17.06.2026 - Cyberangriffe auf Lieferketten und Handelsbetriebe stellen auch in der Schweiz ein wachsendes Risiko dar. Der Industrie- und Handelssektor ist aufgrund seiner starken Digitalisierung und engen Vernetzung besonders exponiert: Störungen in Liefer-, Logistik- oder Zahlungssystemen können weitreichende Folgen haben. Um den Informationsaustausch zu stärken und die Resilienz im Sektor zu fördern, führten das Bundesamt für Cybersicherheit (BACS) und die Markant AG am 16. Juni 2026 gemeinsam das «Cyber Security Forum - Industrie und Handel» durch.

Aktuelle Entwicklungen zeigen, dass Cybersicherheit zunehmend sektorübergreifend betrachtet werden muss. Angreifer agieren vernetzt, während gleichzeitig die Abhängigkeiten entlang der Wertschöpfungsketten weiter zunehmen. Das BACS setzt daher verstärkt auf die Zusammenarbeit mit der Wirtschaft und den verschiedenen Sektoren. Ziel ist es, den Informationsaustausch zu stärken, ein gemeinsames Verständnis der Bedrohungslage zu fördern und die Resilienz in den relevanten Bereichen gezielt weiterzuentwickeln.

Zur Förderung des Austauschs im Industrie- und Handelssektor führten das BACS und die Markant AG am 16. Juni 2026 in Bern das «Cyber Security Forum - Industrie und Handel» durch. Der Anlass diente dazu, aktuelle Entwicklungen der Bedrohungslage zu diskutieren und Praxiserfahrungen zu teilen. Rund 100 Markant Partner aus Industrie und Handel nutzten die Plattform für Austausch und Vernetzung.

In ihren Begrüssungsworten betonten Florian Schütz, Direktor des BACS, und Patrick Scheurwater, Geschäftsführer der Markant Syntrade Schweiz AG, die wachsende Bedeutung der Cybersicherheit für Unternehmen. Sie unterstrichen, dass Cyberrisiken längst zu den zentralen Herausforderungen für die wirtschaftliche Stabilität und die Versorgungssicherheit der Schweiz zählen.

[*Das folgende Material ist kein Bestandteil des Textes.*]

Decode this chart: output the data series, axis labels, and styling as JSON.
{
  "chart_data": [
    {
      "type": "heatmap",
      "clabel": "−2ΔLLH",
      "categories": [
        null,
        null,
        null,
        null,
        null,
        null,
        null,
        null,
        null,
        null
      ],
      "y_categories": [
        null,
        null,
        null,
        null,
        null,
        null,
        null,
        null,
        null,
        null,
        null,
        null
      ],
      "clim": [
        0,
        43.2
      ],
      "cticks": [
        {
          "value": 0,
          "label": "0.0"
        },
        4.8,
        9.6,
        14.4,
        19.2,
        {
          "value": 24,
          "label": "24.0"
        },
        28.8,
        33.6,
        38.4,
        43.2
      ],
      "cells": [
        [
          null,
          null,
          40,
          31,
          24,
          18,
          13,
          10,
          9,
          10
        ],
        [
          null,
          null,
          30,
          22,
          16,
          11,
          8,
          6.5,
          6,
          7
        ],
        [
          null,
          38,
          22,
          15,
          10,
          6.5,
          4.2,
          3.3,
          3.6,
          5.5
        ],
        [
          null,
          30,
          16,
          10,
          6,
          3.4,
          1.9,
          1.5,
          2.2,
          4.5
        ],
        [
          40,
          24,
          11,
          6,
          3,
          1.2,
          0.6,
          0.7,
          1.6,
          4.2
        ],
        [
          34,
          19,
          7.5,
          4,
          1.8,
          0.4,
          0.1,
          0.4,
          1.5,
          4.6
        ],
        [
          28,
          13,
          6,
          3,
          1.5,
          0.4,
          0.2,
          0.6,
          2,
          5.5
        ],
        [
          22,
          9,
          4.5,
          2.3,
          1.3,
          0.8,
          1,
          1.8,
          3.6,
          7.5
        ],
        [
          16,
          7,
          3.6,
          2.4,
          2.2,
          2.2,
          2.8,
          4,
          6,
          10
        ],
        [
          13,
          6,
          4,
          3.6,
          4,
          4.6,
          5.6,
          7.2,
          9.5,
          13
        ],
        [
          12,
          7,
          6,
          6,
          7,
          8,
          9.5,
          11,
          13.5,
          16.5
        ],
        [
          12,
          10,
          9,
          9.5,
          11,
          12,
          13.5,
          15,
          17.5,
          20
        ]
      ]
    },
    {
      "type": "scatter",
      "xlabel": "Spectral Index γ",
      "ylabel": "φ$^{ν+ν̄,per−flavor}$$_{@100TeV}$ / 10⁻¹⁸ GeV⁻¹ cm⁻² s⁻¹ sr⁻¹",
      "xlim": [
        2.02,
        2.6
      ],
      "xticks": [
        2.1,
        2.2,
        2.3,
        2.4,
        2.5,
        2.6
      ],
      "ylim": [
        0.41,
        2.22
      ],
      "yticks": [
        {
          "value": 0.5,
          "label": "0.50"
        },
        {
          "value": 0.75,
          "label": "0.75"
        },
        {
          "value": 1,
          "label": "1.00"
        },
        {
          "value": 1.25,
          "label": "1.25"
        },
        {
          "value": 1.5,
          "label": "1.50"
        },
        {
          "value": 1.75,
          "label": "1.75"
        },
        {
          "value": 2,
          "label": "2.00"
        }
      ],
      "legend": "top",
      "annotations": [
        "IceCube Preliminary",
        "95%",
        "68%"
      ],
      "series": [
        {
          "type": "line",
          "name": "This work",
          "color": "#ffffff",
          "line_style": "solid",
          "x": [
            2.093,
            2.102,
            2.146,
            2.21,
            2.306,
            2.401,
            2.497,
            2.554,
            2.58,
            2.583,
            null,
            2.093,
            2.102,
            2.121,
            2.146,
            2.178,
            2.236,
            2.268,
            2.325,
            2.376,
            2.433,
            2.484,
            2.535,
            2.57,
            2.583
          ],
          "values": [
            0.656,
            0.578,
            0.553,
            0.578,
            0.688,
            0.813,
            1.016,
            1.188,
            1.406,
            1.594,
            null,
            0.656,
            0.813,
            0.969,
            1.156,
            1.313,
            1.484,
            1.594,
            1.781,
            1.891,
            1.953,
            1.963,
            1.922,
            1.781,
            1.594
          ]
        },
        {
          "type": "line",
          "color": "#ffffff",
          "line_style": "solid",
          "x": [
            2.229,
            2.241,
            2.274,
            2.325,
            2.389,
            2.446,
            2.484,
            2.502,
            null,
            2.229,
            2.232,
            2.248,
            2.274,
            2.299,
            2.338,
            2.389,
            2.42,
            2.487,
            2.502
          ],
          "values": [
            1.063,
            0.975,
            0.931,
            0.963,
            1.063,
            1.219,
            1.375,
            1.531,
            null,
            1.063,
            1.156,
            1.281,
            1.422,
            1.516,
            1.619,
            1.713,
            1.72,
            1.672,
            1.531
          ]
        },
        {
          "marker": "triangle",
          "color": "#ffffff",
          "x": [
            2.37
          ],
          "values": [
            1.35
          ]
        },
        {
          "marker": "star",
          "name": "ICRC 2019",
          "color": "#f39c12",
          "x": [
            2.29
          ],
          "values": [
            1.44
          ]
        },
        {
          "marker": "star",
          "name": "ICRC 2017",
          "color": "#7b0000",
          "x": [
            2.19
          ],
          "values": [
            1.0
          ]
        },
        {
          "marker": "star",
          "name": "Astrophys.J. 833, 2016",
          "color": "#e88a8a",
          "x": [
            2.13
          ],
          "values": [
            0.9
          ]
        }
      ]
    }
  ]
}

Während des Forums wurden insbesondere die Entwicklung der Bedrohungslage in der Schweiz, die Auswirkungen des sogenannten «verdeckten Cyberkriegs» auf Wirtschaft und Versorgungssicherheit sowie aktuelle Angriffsmethoden diskutiert. Ergänzt wurde dies durch Erfahrungsberichte aus der Branche sowie durch Einblicke in bestehende und mögliche Kooperationsmodelle zwischen Staat und Wirtschaft.

Ein zentraler Bestandteil war die Paneldiskussion «Fokus: aktuelle Trends in der Cybersicherheit». Florian Schütz diskutierte gemeinsam mit dem Cybersicherheits-Experten Peter Hacker und mit ehemalige Nationalrätin Edith Graf-Litscher aktuelle Fragestellungen aus politischer, wirtschaftlicher und regulatorischer Perspektive. Im Vordergrund standen dabei insbesondere die praktische Umsetzung sowie die Zusammenarbeit zwischen den verschiedenen Akteuren.

Mit dem Aufbau von Cyber Security Centers (CSCs) treibt das BACS gemeinsam mit Branchenpartnern die sektorale Zusammenarbeit gezielt voran. Am Beispiel des Healthcare-CSC im Gesundheitswesen veranschaulichten H‑CSC-Präsident Erik Dinkel und H-CSC Geschäftsführerin Sophie Nägeli, wie ein solches Zentrum aufgebaut wird und in der Praxis funktioniert. Dabei gaben sie Einblicke in erste Erfahrungen sowie zentrale Erkenntnisse aus Aufbau und Betrieb.

Das Forum bildet einen wichtigen Schritt, um den Austausch mit dem Industrie- und Handelssektor im Cybersicherheitsbereich gezielt zu vertiefen. Das BACS wird dieses Engagement weiter ausbauen, mit dem Ziel, die Resilienz nachhaltig zu erhöhen.